A medium geometrically more conducive to fast access is the disk. The disk itself is spun around its center while one or more heads attached to arms can be moved from the outside of the disk to the inside. Any area on the disk can be accessed very quickly.
For recording sounds, the magnetic disk actually predates the magnetic tape. For storing computer data, however, the first disk drive was invented at IBM in 1956. The Random Access Method of Accounting and Control (RAMAC) contained 50 metal disks 2 feet in diameter and could store 5 megabytes of data.

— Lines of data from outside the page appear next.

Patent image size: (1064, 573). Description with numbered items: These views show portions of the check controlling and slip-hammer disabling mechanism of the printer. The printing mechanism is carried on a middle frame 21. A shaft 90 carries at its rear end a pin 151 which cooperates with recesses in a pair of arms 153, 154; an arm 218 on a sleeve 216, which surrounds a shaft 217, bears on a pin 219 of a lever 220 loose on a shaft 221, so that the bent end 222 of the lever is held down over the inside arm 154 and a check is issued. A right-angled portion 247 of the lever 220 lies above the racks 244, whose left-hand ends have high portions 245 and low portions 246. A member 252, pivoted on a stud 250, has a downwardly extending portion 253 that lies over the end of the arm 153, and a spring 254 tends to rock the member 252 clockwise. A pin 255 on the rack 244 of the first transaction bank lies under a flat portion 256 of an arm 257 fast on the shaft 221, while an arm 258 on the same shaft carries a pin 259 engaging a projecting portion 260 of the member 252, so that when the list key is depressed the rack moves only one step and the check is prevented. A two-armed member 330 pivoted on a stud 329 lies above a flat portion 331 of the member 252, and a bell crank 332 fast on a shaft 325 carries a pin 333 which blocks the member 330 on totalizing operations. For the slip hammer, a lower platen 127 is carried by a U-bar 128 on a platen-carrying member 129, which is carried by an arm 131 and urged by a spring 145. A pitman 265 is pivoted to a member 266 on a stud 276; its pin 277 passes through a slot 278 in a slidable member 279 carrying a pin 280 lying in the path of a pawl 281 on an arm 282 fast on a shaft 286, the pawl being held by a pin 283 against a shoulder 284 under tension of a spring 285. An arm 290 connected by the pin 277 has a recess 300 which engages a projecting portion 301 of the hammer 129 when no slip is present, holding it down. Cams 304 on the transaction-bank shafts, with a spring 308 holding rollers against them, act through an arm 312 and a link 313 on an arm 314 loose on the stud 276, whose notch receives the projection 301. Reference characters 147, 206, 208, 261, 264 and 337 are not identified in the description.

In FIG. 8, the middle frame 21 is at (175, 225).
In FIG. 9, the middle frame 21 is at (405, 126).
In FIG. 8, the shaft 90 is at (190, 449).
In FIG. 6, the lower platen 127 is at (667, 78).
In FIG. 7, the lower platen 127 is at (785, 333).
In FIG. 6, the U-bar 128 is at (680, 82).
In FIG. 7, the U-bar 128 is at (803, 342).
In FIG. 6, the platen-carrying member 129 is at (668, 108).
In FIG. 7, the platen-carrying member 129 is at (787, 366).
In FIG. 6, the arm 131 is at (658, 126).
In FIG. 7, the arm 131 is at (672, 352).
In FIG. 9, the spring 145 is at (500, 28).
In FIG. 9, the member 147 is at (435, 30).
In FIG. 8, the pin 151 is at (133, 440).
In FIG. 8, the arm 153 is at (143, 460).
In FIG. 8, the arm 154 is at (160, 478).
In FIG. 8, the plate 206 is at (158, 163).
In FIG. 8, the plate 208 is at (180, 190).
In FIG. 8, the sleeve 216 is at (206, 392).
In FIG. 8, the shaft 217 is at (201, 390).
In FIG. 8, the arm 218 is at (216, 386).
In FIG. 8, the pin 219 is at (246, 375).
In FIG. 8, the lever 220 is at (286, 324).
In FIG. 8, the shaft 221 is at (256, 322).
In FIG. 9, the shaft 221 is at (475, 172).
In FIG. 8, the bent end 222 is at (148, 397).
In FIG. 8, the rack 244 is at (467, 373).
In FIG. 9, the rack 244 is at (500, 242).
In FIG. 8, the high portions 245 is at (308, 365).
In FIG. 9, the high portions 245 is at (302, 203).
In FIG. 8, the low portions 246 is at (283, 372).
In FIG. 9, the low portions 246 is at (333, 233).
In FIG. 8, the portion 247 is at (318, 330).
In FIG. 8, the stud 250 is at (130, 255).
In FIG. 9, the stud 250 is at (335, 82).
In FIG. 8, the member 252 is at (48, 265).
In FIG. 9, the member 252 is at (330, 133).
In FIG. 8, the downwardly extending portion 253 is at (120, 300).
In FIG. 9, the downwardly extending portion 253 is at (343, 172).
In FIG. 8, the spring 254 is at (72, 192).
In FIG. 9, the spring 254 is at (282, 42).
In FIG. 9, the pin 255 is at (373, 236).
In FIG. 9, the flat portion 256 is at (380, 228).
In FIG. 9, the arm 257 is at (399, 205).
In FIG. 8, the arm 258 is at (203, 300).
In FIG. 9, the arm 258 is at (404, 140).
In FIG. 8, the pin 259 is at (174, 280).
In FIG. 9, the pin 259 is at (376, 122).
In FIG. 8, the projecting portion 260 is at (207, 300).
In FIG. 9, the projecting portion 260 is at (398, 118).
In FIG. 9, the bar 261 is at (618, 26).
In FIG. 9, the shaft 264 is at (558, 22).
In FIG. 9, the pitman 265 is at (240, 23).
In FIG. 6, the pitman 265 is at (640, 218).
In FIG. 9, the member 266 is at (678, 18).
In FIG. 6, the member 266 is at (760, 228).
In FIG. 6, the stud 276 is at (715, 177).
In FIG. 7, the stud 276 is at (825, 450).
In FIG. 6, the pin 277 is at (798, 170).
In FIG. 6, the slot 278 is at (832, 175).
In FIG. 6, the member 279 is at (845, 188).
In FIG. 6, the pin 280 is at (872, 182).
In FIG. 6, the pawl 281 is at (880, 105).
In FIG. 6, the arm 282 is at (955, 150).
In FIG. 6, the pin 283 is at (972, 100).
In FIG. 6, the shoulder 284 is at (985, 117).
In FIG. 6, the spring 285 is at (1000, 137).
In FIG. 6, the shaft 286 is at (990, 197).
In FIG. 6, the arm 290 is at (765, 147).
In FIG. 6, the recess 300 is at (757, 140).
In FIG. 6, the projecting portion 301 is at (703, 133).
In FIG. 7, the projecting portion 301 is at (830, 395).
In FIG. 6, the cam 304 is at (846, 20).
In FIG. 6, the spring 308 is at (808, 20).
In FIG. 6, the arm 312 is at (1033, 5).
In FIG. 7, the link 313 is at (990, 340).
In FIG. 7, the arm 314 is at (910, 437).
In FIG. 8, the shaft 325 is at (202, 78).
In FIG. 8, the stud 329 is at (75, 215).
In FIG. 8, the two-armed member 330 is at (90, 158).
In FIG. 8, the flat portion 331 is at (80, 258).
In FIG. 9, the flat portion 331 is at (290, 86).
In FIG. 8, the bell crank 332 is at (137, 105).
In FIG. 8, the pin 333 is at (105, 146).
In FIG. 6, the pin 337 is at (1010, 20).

Since then, disks have become much smaller and of higher capacity. Disks are generally categorized as floppy disks (also called diskettes) or hard disks (also called fixed disks). Floppy disks are single sheets of coated plastic inside a protective casing made of cardboard or (more recently) plastic. (A plastic casing prevents the diskette from bending, so the diskette is no longer quite as floppy as the older ones, but it's still referred to as a floppy disk.) Floppy disks must be physically inserted by a person into a floppy disk drive, which is the component attached to the computer that writes to and reads from the floppy disk. Early floppy disks were 8 inches in diameter. The first IBM PC used 5 ¼-inch floppy disks; today the most common format is 3.5 inches in diameter. That floppy disks can be removed from the disk drive allows them to be used for transferring data from one computer to another. Diskettes are also still an important distribution medium of commercial software.
A hard disk usually contains multiple metal disks permanently built into the drive. Hard disks are generally faster than floppy disks and can store more data. But the disks themselves can't be removed.
The surface of a disk is divided into concentric rings called tracks. Each track is divided like slices of a pie into sectors.